Oft fühlten sich Passanten auch durch die schwarze Farbe der Kleidung bedroht. Dies sei unmöglich, so ganz in schwarz gekleidet zu sein, ist ein häufig geäusserter Vorwurf. Hier sei zu bedenken, dass nicht nur die verschleierten Muslimas oft ganz in schwarz gekleidet sind, sondern andere Gruppierungen sich auch vorwiegend schwarz kleiden. Im Islam ist die Farbe der Kleidung nicht vorgeschrieben. Es sollten jedoch dezente Farbtöne sein. Es sind folglich modische Gründe, dass oft schwarz getragen wird. Aber sollte in der Schweizer Gesellschaft nicht jeder seine modischen Vorlieben leben dürfen, ohne dafür verurteilt zu werden?
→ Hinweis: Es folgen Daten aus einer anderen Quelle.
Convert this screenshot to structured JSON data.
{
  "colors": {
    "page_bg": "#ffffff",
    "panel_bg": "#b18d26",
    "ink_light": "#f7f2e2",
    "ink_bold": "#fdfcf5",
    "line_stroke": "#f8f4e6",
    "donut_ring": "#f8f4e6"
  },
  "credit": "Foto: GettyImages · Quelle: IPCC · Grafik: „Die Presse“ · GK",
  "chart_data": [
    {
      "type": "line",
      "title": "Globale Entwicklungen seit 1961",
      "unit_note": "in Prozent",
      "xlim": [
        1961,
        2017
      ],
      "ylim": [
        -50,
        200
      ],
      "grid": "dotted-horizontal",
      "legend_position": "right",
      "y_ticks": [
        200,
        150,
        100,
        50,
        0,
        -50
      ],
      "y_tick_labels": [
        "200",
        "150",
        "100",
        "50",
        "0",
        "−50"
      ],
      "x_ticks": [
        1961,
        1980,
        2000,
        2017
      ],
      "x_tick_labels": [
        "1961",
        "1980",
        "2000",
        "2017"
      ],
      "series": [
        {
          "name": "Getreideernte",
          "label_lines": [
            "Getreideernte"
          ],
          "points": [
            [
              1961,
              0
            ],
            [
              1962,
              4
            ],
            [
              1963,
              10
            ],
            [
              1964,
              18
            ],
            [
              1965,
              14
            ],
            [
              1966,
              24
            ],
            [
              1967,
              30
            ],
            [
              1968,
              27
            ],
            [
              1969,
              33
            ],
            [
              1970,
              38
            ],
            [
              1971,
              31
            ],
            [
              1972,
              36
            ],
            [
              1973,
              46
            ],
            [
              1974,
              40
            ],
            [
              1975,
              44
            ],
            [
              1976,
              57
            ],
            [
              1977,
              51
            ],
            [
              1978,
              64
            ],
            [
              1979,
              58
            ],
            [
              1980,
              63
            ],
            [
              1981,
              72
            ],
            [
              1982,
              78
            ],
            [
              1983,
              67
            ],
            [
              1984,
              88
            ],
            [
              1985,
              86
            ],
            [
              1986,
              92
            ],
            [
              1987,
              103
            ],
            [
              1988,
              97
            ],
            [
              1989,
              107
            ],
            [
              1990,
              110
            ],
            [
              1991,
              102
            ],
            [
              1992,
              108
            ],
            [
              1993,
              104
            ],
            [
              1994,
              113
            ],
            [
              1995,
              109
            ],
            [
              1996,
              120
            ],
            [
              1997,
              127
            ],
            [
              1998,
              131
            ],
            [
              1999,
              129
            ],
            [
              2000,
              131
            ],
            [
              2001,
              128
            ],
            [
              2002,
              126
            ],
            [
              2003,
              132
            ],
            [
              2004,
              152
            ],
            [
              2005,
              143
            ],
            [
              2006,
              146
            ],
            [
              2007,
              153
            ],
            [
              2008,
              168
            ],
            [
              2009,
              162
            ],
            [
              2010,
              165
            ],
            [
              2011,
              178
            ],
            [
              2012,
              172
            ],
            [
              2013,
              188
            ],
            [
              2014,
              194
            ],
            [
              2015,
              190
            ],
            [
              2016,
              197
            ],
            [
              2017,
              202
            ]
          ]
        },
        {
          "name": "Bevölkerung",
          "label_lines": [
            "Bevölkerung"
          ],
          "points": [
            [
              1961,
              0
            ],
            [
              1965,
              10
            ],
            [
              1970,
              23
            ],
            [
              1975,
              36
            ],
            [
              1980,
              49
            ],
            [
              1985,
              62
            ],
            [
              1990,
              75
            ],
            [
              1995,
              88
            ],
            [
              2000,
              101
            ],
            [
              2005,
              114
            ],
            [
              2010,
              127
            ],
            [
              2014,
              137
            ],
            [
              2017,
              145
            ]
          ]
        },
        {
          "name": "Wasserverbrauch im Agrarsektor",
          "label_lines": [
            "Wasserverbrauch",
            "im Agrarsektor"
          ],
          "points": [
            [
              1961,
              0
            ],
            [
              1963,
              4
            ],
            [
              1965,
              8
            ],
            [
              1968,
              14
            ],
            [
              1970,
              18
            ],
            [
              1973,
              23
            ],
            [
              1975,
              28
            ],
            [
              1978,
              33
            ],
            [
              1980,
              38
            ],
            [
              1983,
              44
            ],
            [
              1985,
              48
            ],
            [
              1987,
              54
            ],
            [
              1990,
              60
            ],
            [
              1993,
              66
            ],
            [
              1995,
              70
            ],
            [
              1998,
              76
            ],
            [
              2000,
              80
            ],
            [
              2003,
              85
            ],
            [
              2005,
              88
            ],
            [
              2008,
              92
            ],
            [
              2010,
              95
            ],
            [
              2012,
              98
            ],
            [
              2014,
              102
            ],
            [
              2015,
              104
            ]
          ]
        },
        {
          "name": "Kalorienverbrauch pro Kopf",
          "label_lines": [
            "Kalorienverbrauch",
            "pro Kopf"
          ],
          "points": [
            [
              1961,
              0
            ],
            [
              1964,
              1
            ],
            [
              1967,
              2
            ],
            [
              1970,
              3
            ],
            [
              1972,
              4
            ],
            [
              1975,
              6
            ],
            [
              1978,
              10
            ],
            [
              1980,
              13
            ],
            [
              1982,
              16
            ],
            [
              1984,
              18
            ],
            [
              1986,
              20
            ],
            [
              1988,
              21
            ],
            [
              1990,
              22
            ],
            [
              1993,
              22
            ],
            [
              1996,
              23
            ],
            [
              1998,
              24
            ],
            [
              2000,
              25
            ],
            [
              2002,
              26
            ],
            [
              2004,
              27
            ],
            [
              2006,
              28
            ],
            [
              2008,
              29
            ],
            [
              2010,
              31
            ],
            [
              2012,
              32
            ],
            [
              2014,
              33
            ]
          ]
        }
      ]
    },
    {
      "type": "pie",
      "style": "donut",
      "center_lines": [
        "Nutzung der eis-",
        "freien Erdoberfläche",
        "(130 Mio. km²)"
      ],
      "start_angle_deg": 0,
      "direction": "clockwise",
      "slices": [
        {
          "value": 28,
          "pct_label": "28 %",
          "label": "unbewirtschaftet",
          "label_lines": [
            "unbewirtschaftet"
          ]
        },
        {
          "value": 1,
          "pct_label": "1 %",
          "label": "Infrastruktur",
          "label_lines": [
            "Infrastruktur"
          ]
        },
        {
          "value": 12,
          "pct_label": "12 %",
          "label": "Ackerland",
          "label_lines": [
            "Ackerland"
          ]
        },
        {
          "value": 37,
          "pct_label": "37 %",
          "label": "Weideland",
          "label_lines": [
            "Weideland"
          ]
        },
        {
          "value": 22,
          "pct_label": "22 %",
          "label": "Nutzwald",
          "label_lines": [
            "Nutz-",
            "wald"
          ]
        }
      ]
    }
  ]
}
Die Schweiz beruft sich in ihrer Verfassung darauf, die Religionsfreiheit zu wahren. Dies beinhaltet auch das freie Praktizieren der jeweiligen Religionen. Immer wieder werden Muslimas mit Gesichtsschleier in der Öffentlichkeit darauf hingewiesen, dass sie hier in einem „freien Land“ seien. Sie müssten sich nicht verschleiern und hätten nichts zu befürchten. Aber genau dies ist der Punkt. Wir fühlen uns frei und entscheiden uns für den Gesichtsschleier, da er für uns fester Bestandteil in der Ausübung unserer Religion ist.
Für die Zukunft wäre es sicher förderlich, wenn ein Dialog stattfinden würde, wie er auch in anderen Ländern üblich ist. Als Beispiel sind die Vereinigten Arabischen Emiraten aufzuführen. Dort leben eine grosse Anzahl Ausländer anderer Religionen und praktizierende Muslime zusammen. Niemandem wird die Lebensform des Anderen aufgezwungen und doch wird im gleichen Büro gearbeitet, sowie auch das öffentliche Leben geteilt. Ebenso ist es auch ein beliebtes Reiseziel für westliche Touristen, die dort ohne Einschränkungen ihre Ferien in allen Facetten geniessen können. Wäre es in der Schweiz ebenfalls möglich anderen Lebensformen mehr Akzeptanz entgegen zu bringen, könnten die Muslimas mit Gesichtsschleier auch wieder vermehrt ihre Freiheiten wahrnehmen. Es wäre ihnen möglich sich wieder frei in der Gesellschaft zu bewegen und auch Positionen in der Arbeitswelt zu belegen. Zudem sollte auch bedacht werden, dass es heutzutage nicht nur Immigrantinnen sind, welche sich für das Praktizieren des Islams in dieser Form entschieden haben, sondern auch gebürtige Schweizerinnen.
Die Autorin ist gebürtige Schweizerin. Sie konvertierte 2003 zum Islam, heiratete einen ebenfalls zum Islam konvertierten Schweizer und lebt zuweilen in Kairo und Bern. Die in jüngster Zeit zunehmende Dichte des mitteleuropäischen Islamdiskurses veranlasste die 25-Jährige, sich für das Selbstbestimmungsrecht muslimischer Frauen einzusetzen. Als „aufgeklärte“, im westlichen Kulturkreis aufgewachsene Schweizerin, fühlt sie sich nicht etwa durch ihre N.B. freiwillige Wahl des Gesichtsschleiers, sondern durch die immer zahlreicheren politischen Bevormundungsversuche eingeengt.